Further, the general instruction transmitting unit includes: the first sending module is used for sending the number information, the current temperature value and the first preset byte color information to the nixie tube.

Further, the alarm instruction sending unit includes: the second sending module is used for sending the number information, the current temperature value and the second preset byte color information to the nixie tube.

In a third aspect, the present embodiment provides a computer device comprising a memory, a processor and a computer program stored on the memory and executable on the processor, wherein the processor implements the temperature display method as described above when executing the computer program.

In a fourth aspect, the present embodiment provides a storage medium storing a computer program comprising program instructions which, when executed by a processor, enable the implementation of a temperature display method as described above.

Compared with the prior art, the invention has the beneficial effects that: the temperature value of the component is intuitively displayed on the nixie tube, a preset temperature alarm threshold is set to divide the temperature into a general temperature and an alarm temperature, if the current detection component is the general temperature, a general display instruction is sent to the nixie tube, and if the current detection component is the alarm temperature, an alarm display instruction is sent to the nixie tube, so that the temperature value is intuitively displayed on the nixie tube, and meanwhile, the temperature state of the current component can be more intuitively observed through the nixie tube.

Drawings

In order to more clearly illustrate the technical solutions of the embodiments of the present invention, the drawings required for the description of the embodiments will be briefly described below, and it is obvious that the drawings in the following description are some embodiments of the present invention, and other drawings may be obtained according to these drawings without inventive effort for a person skilled in the art.

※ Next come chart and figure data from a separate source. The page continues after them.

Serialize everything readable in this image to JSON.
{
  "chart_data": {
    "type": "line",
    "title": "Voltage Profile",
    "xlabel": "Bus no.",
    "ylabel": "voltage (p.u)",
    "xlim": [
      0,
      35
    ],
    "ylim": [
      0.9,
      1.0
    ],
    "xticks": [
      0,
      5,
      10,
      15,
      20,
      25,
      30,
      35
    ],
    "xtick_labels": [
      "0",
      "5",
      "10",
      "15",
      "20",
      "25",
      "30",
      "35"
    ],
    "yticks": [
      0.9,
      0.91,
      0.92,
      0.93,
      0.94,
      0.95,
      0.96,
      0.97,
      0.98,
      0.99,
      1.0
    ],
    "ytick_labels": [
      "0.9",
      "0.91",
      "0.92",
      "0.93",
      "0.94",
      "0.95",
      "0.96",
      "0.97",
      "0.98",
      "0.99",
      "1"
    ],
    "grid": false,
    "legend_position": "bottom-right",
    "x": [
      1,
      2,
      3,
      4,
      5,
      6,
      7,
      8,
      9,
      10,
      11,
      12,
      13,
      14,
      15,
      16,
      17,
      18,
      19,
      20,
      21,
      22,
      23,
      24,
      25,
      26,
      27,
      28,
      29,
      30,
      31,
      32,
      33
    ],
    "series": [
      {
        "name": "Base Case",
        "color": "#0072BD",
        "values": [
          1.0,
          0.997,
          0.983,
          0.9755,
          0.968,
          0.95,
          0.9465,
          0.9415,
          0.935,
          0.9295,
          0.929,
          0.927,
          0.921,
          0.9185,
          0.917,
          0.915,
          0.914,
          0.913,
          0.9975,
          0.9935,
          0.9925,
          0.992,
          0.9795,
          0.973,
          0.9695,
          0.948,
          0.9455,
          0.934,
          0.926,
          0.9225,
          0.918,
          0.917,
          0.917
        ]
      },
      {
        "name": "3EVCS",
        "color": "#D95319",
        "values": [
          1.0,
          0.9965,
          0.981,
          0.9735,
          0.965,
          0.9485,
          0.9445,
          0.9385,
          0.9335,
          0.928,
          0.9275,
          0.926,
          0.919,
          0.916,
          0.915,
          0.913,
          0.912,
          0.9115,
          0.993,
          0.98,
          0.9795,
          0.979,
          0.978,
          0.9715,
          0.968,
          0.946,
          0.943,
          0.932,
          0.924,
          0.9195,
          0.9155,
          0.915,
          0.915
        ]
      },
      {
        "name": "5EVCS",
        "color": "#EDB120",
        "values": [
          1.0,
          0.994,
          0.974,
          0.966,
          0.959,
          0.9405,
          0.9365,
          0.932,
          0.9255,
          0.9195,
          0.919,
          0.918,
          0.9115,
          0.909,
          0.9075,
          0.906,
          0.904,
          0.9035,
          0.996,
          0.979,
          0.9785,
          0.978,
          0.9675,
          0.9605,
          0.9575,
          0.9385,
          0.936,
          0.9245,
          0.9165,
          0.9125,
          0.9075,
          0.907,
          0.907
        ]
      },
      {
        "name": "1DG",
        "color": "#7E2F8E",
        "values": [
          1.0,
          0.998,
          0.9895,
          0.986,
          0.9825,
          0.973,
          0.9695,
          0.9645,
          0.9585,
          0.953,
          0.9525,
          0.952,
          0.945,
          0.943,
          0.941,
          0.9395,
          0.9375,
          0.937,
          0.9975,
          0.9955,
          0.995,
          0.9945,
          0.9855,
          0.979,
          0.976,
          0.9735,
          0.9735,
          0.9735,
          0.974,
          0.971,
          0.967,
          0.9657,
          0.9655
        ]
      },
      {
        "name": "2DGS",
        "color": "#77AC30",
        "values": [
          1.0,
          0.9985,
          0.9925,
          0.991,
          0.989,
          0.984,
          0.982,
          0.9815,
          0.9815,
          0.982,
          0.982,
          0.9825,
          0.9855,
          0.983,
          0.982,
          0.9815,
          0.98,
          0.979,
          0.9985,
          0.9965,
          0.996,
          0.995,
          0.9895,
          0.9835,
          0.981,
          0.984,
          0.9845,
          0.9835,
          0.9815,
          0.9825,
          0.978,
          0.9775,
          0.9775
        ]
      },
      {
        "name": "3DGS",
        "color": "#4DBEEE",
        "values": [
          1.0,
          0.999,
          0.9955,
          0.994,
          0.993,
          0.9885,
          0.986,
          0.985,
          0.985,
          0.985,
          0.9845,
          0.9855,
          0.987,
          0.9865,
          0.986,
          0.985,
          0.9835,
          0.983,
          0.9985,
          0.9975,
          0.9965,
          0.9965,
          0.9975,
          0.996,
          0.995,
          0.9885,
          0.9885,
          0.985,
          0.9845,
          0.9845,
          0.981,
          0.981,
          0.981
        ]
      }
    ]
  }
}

FIG. 1 is a schematic flow chart of a temperature display method according to an embodiment of the present invention;

FIG. 2 is a schematic flow chart of temperature acquisition according to an embodiment of the present invention;

FIG. 3 is a flowchart illustrating a general display instruction sending process according to an embodiment of the present invention;

FIG. 4 is a schematic flow chart of sending an alarm display instruction according to an embodiment of the present invention;

FIG. 5 is a schematic block diagram of a temperature display device according to an embodiment of the present invention;

FIG. 6 is a schematic block diagram of a temperature acquisition unit provided by an embodiment of the present invention;

fig. 7 is a schematic block diagram of a general display instruction transmitting unit provided in an embodiment of the present invention;

FIG. 8 is a schematic block diagram of an alarm display instruction sending unit according to an embodiment of the present invention;

fig. 9 is a schematic block diagram of a computer device according to an embodiment of the present invention.

Detailed Description

The following description of the embodiments of the present invention will be made clearly and fully with reference to the accompanying drawings, in which it is evident that the embodiments described are some, but not all embodiments of the invention. All other embodiments, which can be made by those skilled in the art based on the embodiments of the invention without making any inventive effort, are intended to be within the scope of the invention.

It should be understood that the terms "comprises" and "comprising," when used in this specification and the appended claims, specify the presence of stated features, integers, steps, operations, elements, and/or components, but do not preclude the presence or addition of one or more other features, integers, steps, operations, elements, components, and/or groups thereof.

It is also to be understood that the terminology used in the description of the invention herein is for the purpose of describing particular embodiments only and is not intended to be limiting of the invention. As used in this specification and the appended claims, the singular forms "a," "an," and "the" are intended to include the plural forms as well, unless the context clearly indicates otherwise.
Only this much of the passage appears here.